Risk of Cancer in LFS
The lifetime risk of developing any cancer for a person who carries a TP53 mutation ranges from 70% to 90% by age 70. Women with LFS have a higher lifetime cancer risk than men with LFS, likely due to the high risk of female breast cancer. The lifetime cancer risk among women reaches almost 100%. At present, we cannot predict which individuals with a TP53 mutation will eventually develop cancer and, if they do develop cancer, which type it will be or when it will occur.
Genetic Testing in LFS
Generally, health care providers can diagnose a family suspected of LFS by first performing genetic testing for TP53 mutations on a person affected with a cancer characteristic of the syndrome.
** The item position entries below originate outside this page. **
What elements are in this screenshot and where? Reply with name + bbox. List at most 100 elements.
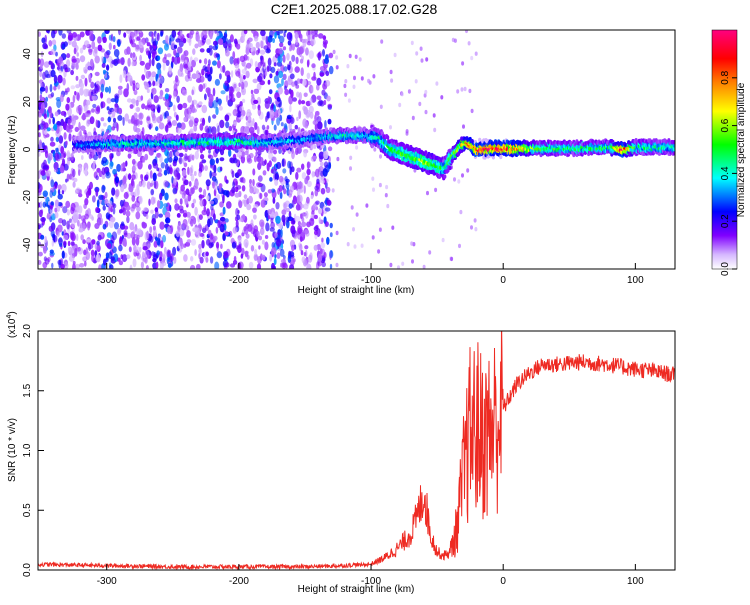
noise-speckle [209,256,214,264]
noise-speckle [219,212,225,217]
noise-speckle [39,94,43,101]
noise-speckle [117,85,123,90]
noise-speckle [275,202,280,210]
noise-speckle [264,235,269,239]
noise-speckle [171,30,177,38]
noise-speckle [102,185,106,191]
noise-speckle [215,53,220,58]
noise-speckle [152,172,157,182]
noise-speckle [299,33,303,43]
noise-speckle [98,194,104,200]
noise-speckle [204,165,209,172]
noise-speckle [95,207,100,213]
noise-speckle [208,59,211,66]
noise-speckle [83,88,89,97]
noise-speckle [324,57,329,64]
noise-speckle [279,114,283,122]
noise-speckle [190,255,194,262]
noise-speckle [163,203,169,208]
noise-speckle [297,181,304,190]
noise-speckle [311,85,314,94]
noise-speckle [255,150,258,157]
noise-speckle [222,233,226,241]
noise-speckle [335,230,339,236]
noise-speckle [95,175,99,181]
noise-speckle [51,262,54,269]
noise-speckle [208,149,211,154]
noise-speckle [202,227,207,234]
noise-speckle [101,55,104,63]
noise-speckle [297,225,303,234]
noise-speckle [280,259,287,264]
noise-speckle [277,55,283,64]
noise-speckle [157,47,164,55]
noise-speckle [149,44,153,51]
noise-speckle [262,170,267,176]
noise-speckle [185,188,190,195]
noise-speckle [80,234,84,241]
noise-speckle [190,218,194,227]
noise-speckle [148,235,154,243]
noise-speckle [60,146,65,154]
noise-speckle [258,245,261,250]
noise-speckle [44,258,50,265]
noise-speckle [159,192,163,201]
noise-speckle [71,40,77,48]
noise-speckle [135,44,140,50]
noise-speckle [127,119,132,124]
noise-speckle [232,51,236,60]
noise-speckle [295,147,299,155]
noise-speckle [277,86,283,95]
noise-speckle [311,155,317,160]
noise-speckle [432,113,436,118]
noise-speckle [53,184,58,190]
noise-speckle [109,264,114,269]
noise-speckle [267,189,273,194]
noise-speckle [199,256,204,264]
noise-speckle [76,233,79,242]
noise-speckle [166,151,170,160]
noise-speckle [84,69,88,74]
noise-speckle [267,209,272,215]
noise-speckle [123,191,129,200]
noise-speckle [304,245,309,250]
noise-speckle [224,218,229,223]
noise-speckle [358,57,362,62]
noise-speckle [84,260,87,267]
noise-speckle [205,257,209,263]
noise-speckle [276,96,281,102]
noise-speckle [49,249,54,254]
noise-speckle [384,193,388,198]
noise-speckle [106,97,112,104]
noise-speckle [132,150,138,155]
noise-speckle [459,209,463,215]
noise-speckle [53,124,58,131]
noise-speckle [214,78,220,86]
noise-speckle [123,32,127,38]
noise-speckle [50,61,54,70]
noise-speckle [206,208,210,217]
noise-speckle [271,262,275,269]
noise-speckle [238,200,243,209]
noise-speckle [135,246,140,254]
noise-speckle [278,109,281,117]
noise-speckle [168,121,172,126]
noise-speckle [55,147,59,152]
noise-speckle [325,70,330,77]
noise-speckle [324,207,331,212]
noise-speckle [389,69,393,75]
noise-speckle [281,209,287,216]
noise-speckle [246,154,251,163]
noise-speckle [84,77,88,87]
noise-speckle [229,263,236,268]
noise-speckle [304,229,310,235]
noise-speckle [312,35,315,40]
noise-speckle [314,189,319,197]
noise-speckle [380,39,384,44]
noise-speckle [103,122,107,127]
noise-speckle [195,33,200,42]
noise-speckle [270,217,274,224]
noise-speckle [282,168,287,174]
noise-speckle [203,189,207,198]
ridge-cell [386,135,390,140]
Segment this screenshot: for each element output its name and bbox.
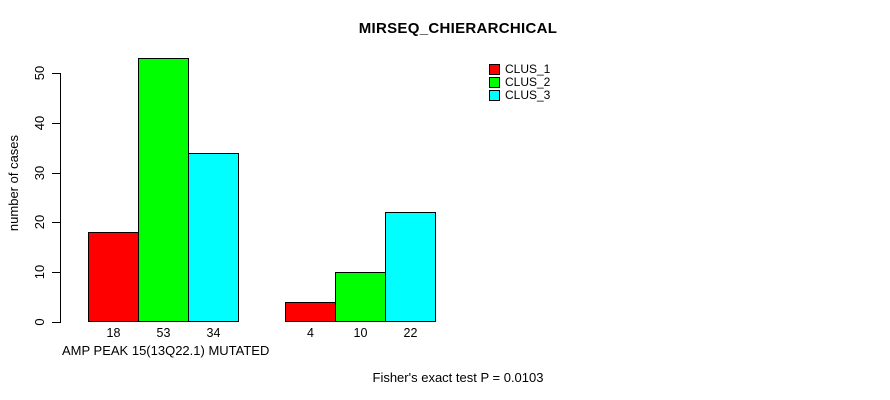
y-tick-40 [52, 123, 60, 124]
y-tick-label-20: 20 [32, 214, 47, 230]
bar-value-label-clus_3-group2: 22 [403, 326, 418, 340]
y-tick-label-50: 50 [32, 65, 47, 81]
y-tick-label-40: 40 [32, 115, 47, 131]
bar-value-label-clus_1-group2: 4 [307, 326, 314, 340]
legend-item-clus_3: CLUS_3 [489, 89, 550, 101]
legend-swatch-clus_3 [489, 89, 500, 101]
y-tick-0 [52, 322, 60, 323]
footnote: Fisher's exact test P = 0.0103 [372, 370, 544, 385]
legend-label-clus_1: CLUS_1 [505, 62, 551, 76]
y-tick-10 [52, 272, 60, 273]
x-axis-title: AMP PEAK 15(13Q22.1) MUTATED [62, 343, 270, 358]
legend-swatch-clus_1 [489, 63, 500, 75]
legend-swatch-clus_2 [489, 76, 500, 88]
chart-title: MIRSEQ_CHIERARCHICAL [358, 20, 558, 37]
y-tick-30 [52, 173, 60, 174]
bar-value-label-clus_1-group1: 18 [106, 326, 121, 340]
bar-clus_1-group1 [88, 232, 139, 322]
bar-clus_2-group1 [138, 58, 189, 322]
legend: CLUS_1 CLUS_2 CLUS_3 [489, 63, 550, 102]
bar-value-label-clus_3-group1: 34 [206, 326, 221, 340]
legend-item-clus_2: CLUS_2 [489, 76, 550, 88]
y-tick-label-10: 10 [32, 264, 47, 280]
bar-clus_3-group2 [385, 212, 436, 322]
bar-clus_3-group1 [188, 153, 239, 322]
y-axis-line [60, 73, 61, 323]
y-tick-label-30: 30 [32, 165, 47, 181]
y-axis-title: number of cases [6, 134, 21, 232]
y-tick-50 [52, 73, 60, 74]
bar-clus_1-group2 [285, 302, 336, 322]
y-tick-label-0: 0 [32, 318, 47, 326]
y-tick-20 [52, 222, 60, 223]
legend-label-clus_2: CLUS_2 [505, 75, 551, 89]
bar-value-label-clus_2-group1: 53 [156, 326, 171, 340]
legend-label-clus_3: CLUS_3 [505, 88, 551, 102]
legend-item-clus_1: CLUS_1 [489, 63, 550, 75]
bar-value-label-clus_2-group2: 10 [353, 326, 368, 340]
bar-clus_2-group2 [335, 272, 386, 322]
If this person is found to have a mutation in the TP53 gene, genetic testing can be used to identify other family members with the same specific mutation who would also be at high cancer risk. Family members who do not have the mutation are not at increased cancer risk.
To date, more than 600 families with a TP53 mutation have been reported worldwide. It has been estimated that about 1 person in 20,000 carries a mutation in the TP53 gene. There are no specific subgroups within the general population – that is, people of a particular race, heritage, ethnic background, or shared environment – that are more likely to carry mutations in this gene. One exception does exist; a specificTP53 mutation is responsible for most LFS families in a population residing in Southeastern Brazil. This mutation has been traced back to a single Portuguese ancestor whose descendants helped to settle this geographical area.
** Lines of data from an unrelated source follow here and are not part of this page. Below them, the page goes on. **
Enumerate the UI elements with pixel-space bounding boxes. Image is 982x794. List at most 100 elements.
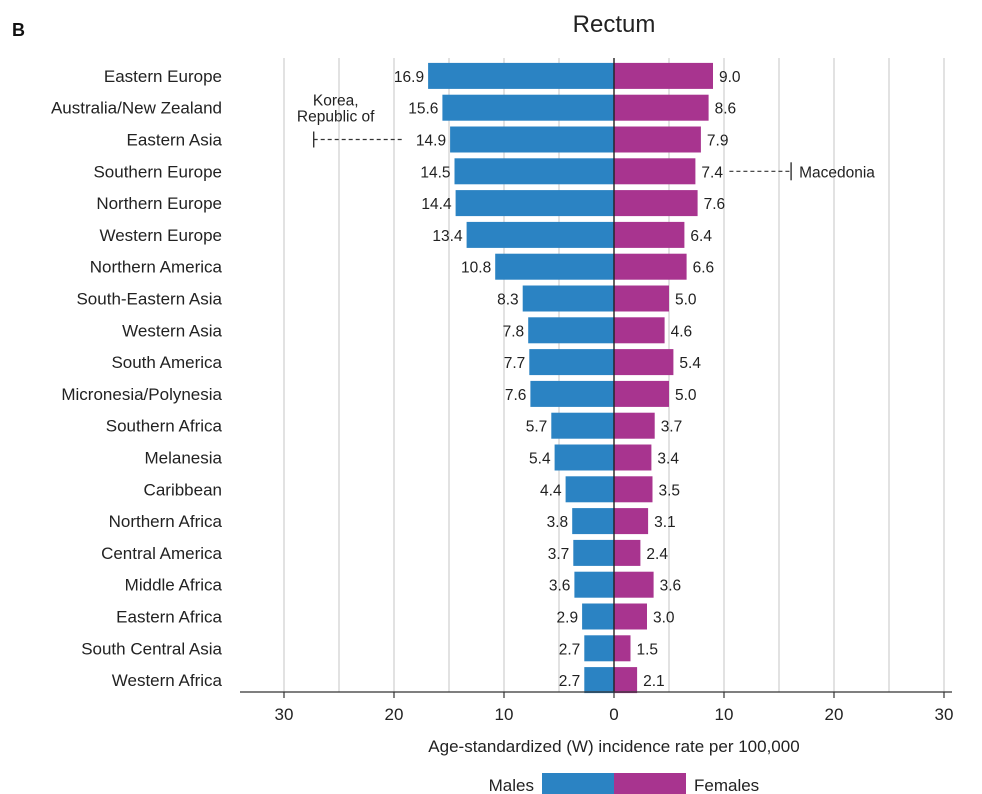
value-label-females: 7.6 bbox=[704, 196, 726, 213]
annotation-label: Korea, bbox=[313, 93, 359, 110]
value-label-males: 2.9 bbox=[557, 610, 579, 627]
x-tick-label: 20 bbox=[825, 705, 844, 724]
category-label: Northern Africa bbox=[109, 512, 223, 531]
legend-label-females: Females bbox=[694, 776, 759, 794]
value-label-males: 7.8 bbox=[503, 323, 525, 340]
bar-males bbox=[554, 444, 614, 471]
category-label: South Central Asia bbox=[81, 639, 222, 658]
bar-males bbox=[529, 349, 614, 376]
category-label: Northern Europe bbox=[96, 194, 222, 213]
value-label-females: 3.0 bbox=[653, 610, 675, 627]
bar-males bbox=[551, 412, 614, 439]
bar-females bbox=[614, 444, 652, 471]
bar-females bbox=[614, 635, 631, 662]
bar-females bbox=[614, 603, 647, 630]
value-label-females: 6.4 bbox=[690, 228, 712, 245]
value-label-females: 2.4 bbox=[646, 546, 668, 563]
bar-females bbox=[614, 508, 649, 535]
value-label-females: 3.5 bbox=[659, 482, 681, 499]
category-label: Middle Africa bbox=[125, 576, 223, 595]
bar-females bbox=[614, 476, 653, 503]
category-label: Northern America bbox=[90, 258, 223, 277]
bar-females bbox=[614, 285, 669, 312]
bar-females bbox=[614, 253, 687, 280]
bar-males bbox=[572, 508, 614, 535]
legend: Males Females bbox=[489, 773, 759, 794]
annotation: Korea,Republic of bbox=[297, 93, 405, 148]
category-label: Caribbean bbox=[144, 480, 222, 499]
x-tick-label: 30 bbox=[935, 705, 954, 724]
bar-females bbox=[614, 412, 655, 439]
bar-males bbox=[522, 285, 614, 312]
value-label-males: 2.7 bbox=[559, 641, 581, 658]
legend-swatch-males bbox=[542, 773, 614, 794]
value-label-males: 7.6 bbox=[505, 387, 527, 404]
value-label-females: 9.0 bbox=[719, 69, 741, 86]
bar-females bbox=[614, 539, 641, 566]
bar-males bbox=[582, 603, 614, 630]
category-label: Western Africa bbox=[112, 671, 223, 690]
bars bbox=[428, 58, 713, 694]
bar-males bbox=[442, 94, 614, 121]
bar-males bbox=[584, 667, 614, 694]
category-label: Melanesia bbox=[145, 449, 223, 468]
bar-males bbox=[454, 158, 614, 185]
bar-females bbox=[614, 380, 669, 407]
annotation-label: Macedonia bbox=[799, 164, 875, 181]
value-label-males: 13.4 bbox=[432, 228, 463, 245]
value-label-females: 5.0 bbox=[675, 387, 697, 404]
bar-females bbox=[614, 62, 713, 89]
category-label: Central America bbox=[101, 544, 222, 563]
value-label-females: 7.9 bbox=[707, 133, 729, 150]
value-label-males: 3.7 bbox=[548, 546, 570, 563]
category-label: Eastern Asia bbox=[127, 131, 223, 150]
value-label-females: 5.0 bbox=[675, 292, 697, 309]
bar-females bbox=[614, 94, 709, 121]
value-label-males: 10.8 bbox=[461, 260, 491, 277]
bar-females bbox=[614, 667, 638, 694]
value-label-females: 5.4 bbox=[679, 355, 701, 372]
bar-males bbox=[584, 635, 614, 662]
value-labels: 16.9 9.0 15.6 8.6 14.9 7.9 14.5 7.4 14.4 7.6 13.4 6… bbox=[394, 69, 741, 690]
bar-females bbox=[614, 571, 654, 598]
value-label-males: 2.7 bbox=[559, 673, 581, 690]
category-label: Australia/New Zealand bbox=[51, 99, 222, 118]
x-axis: 30 20 10 0 10 20 30 bbox=[240, 691, 954, 724]
value-label-females: 6.6 bbox=[693, 260, 715, 277]
bar-males bbox=[573, 539, 614, 566]
bar-females bbox=[614, 349, 674, 376]
bar-males bbox=[455, 190, 614, 217]
chart-title: Rectum bbox=[573, 11, 656, 38]
category-label: Southern Europe bbox=[93, 162, 222, 181]
category-label: Western Europe bbox=[99, 226, 222, 245]
x-tick-label: 10 bbox=[495, 705, 514, 724]
bar-females bbox=[614, 158, 696, 185]
value-label-males: 7.7 bbox=[504, 355, 526, 372]
value-label-females: 8.6 bbox=[715, 101, 737, 118]
x-tick-label: 20 bbox=[385, 705, 404, 724]
bar-females bbox=[614, 317, 665, 344]
value-label-females: 4.6 bbox=[671, 323, 693, 340]
annotations: Korea,Republic of Macedonia bbox=[297, 93, 875, 182]
value-label-females: 3.6 bbox=[660, 578, 682, 595]
category-label: Western Asia bbox=[122, 321, 222, 340]
x-tick-label: 10 bbox=[715, 705, 734, 724]
annotation-label: Republic of bbox=[297, 109, 375, 126]
annotation: Macedonia bbox=[729, 162, 875, 181]
bar-females bbox=[614, 221, 685, 248]
bar-males bbox=[466, 221, 614, 248]
value-label-females: 3.1 bbox=[654, 514, 676, 531]
panel-letter: B bbox=[12, 20, 25, 40]
value-label-males: 16.9 bbox=[394, 69, 424, 86]
value-label-females: 1.5 bbox=[637, 641, 659, 658]
category-label: Southern Africa bbox=[106, 417, 223, 436]
bar-males bbox=[530, 380, 614, 407]
category-label: South America bbox=[111, 353, 222, 372]
category-label: Eastern Africa bbox=[116, 608, 222, 627]
bar-males bbox=[565, 476, 614, 503]
x-tick-label: 30 bbox=[275, 705, 294, 724]
bar-males bbox=[450, 126, 614, 153]
value-label-males: 3.8 bbox=[547, 514, 569, 531]
value-label-males: 5.4 bbox=[529, 451, 551, 468]
value-label-females: 7.4 bbox=[701, 164, 723, 181]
For those at high cancer risk due to a TP53 mutation, early cancer detection and risk reduction strategies are desirable, but not yet standardized. Among the common LFS-related cancers, screening is available only for breast cancer. Currently, management recommendations are based on a healthcare provider’s best clinical judgment. Doctors can try to find cancers as early as possible in the hope that finding cancer early will lead to more successful treatment. However, using unproven screening strategies has the potential to harm patients. Misleading test results may lead to invasive procedures to rule out malignancy (so-called "false positives"), or can provide false reassurance (so called "false negatives"). Consequently, we believe LFS-related cancer screening is best done as part of a clinical trial, in which the effectiveness of the strategy can be formally and rigorously evaluated. We also need to develop ways to decrease the chance that cancers will occur in the first place, an approach called "risk-reduction."